Ahora su corazón recordaba aquellos tiempos. Palpitaba conforme, feliz de ir subiendo en una antorcha hacia la ingravidez. Sintió que menguaba la presión de la aceleración. Flotó con el goce súbito que para un hombre avejentado representaba el retorno de la juventud. Su corazón iluso deseaba el conflicto, la exploración, el entusiasmo, el vacío cruel y la tenebrosa velocidad.
Planeaba sobre Viruelas, dirigiéndose con gracilidad parabólica hacia el Vigilante.
—¿Estás bien? —preguntó Nikka por el comunicador. Él se volvió y le hizo un ademán.
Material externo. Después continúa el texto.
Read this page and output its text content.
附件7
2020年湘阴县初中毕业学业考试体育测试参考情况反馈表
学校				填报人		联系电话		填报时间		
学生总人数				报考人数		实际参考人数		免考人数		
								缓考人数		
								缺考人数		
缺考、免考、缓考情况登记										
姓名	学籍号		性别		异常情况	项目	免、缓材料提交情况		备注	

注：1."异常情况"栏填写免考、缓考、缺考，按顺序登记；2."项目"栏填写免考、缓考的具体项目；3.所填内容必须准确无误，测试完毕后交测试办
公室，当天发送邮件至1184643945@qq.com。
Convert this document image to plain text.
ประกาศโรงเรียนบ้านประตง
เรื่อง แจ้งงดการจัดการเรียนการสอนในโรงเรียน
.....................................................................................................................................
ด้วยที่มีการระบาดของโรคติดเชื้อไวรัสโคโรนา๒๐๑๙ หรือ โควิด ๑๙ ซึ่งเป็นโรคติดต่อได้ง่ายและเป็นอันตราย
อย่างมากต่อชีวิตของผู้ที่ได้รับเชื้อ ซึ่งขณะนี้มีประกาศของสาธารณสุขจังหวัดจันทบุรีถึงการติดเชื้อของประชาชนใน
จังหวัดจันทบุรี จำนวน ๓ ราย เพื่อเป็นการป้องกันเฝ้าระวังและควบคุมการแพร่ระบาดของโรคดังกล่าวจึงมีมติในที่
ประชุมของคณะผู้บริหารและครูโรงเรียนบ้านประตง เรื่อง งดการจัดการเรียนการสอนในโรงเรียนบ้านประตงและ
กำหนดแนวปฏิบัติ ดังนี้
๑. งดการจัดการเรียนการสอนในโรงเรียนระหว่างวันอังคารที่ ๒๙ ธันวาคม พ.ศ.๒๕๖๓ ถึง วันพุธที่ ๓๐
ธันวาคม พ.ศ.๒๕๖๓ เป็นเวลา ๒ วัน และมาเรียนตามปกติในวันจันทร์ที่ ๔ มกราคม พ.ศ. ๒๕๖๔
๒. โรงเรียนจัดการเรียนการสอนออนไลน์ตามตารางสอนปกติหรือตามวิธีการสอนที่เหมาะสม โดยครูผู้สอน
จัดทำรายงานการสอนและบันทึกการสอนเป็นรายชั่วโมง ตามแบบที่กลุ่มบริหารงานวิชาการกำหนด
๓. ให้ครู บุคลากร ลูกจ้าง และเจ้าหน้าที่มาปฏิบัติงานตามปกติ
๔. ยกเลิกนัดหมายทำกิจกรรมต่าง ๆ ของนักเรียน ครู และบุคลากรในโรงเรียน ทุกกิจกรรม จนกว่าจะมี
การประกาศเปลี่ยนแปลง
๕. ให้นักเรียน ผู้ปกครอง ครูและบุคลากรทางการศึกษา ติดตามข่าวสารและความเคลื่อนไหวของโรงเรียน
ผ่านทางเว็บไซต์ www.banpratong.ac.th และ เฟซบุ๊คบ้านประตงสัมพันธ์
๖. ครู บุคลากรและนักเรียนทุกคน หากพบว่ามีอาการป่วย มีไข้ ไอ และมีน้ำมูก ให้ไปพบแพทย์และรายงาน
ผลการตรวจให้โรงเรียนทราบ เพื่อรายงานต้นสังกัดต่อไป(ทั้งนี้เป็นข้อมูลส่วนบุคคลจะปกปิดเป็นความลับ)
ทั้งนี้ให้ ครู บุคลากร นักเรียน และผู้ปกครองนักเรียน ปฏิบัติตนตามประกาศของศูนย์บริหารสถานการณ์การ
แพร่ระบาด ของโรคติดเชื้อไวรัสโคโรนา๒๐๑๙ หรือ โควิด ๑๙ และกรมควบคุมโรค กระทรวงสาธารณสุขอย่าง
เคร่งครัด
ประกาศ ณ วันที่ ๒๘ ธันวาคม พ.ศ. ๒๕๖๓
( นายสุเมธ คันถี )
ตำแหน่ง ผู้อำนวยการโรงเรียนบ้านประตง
Viajaban en abrazaderas improvisadas, doce personas apelotonadas en la lanzadera espacial pensada para cinco. Carlos estaba apretujado en un lugar intermedio entre ellos, y sus ojos estudiaban la pantalla visora ansiosamente.
Ahora era el momento. Habían despegado de Viruelas y dentro de unos segundos estarían a la vista del Vigilante. Si les veía, podían darse por muertos.
Nigel escudriñó al frente. Sirviéndose de una orden de anulación, pidió un primer plano del Vigilante tan pronto como su contorno se destacara por encima de la estrecha curva del horizonte de Viruelas. Luego buscó el misil que habían lanzado contra el Vigilante. Constituía su única esperanza. Allí. Era una gota gris indistinta que se cernía contra la inexorable negrura del espacio.
Si hubiesen enviado algo metálico contra el Vigilante lo habría detectado rápidamente. Los metales eran el lenguaje y el sustrato de las máquinas. Sus texturas y destellos electromagnéticos eran tan naturales para el Vigilante como la piel y el olor para los humanos. Y ahí residía una vulnerabilidad. O eso suponía Nigel Y apostaba su vida a ello.
Habían pasado días acumulando las extrañas algas pálidas que vivían en el vacío absoluto. La persistencia de la evolución había hecho salir a la superficie, a través de las fisuras del hielo, a la vida nacida en el agua. Allí se había adaptado a un mundo frío, sin aire. Había aprendido a succionar el sustento del hielo. La capa superior del liquen era una armadura resistente, rica en silicio, destinada a detener los penetrantes rayos ultravioleta de la estrella de Viruelas, Ross. Su parte inferior transfería el calor de Ross, fundiendo el hielo minuciosamente y procurando una fotosíntesis de combustión lenta. La legamosa dureza hacía presa tenaz sobre cualquier cosa que encontrara.
Podía sobrevivir en el vacío durante algún tiempo sin adherirse al hielo. Podía resistir el impulso hasta la órbita. Y, lo que era mejor, carecía de entrañas metálicas, era transparente al radar.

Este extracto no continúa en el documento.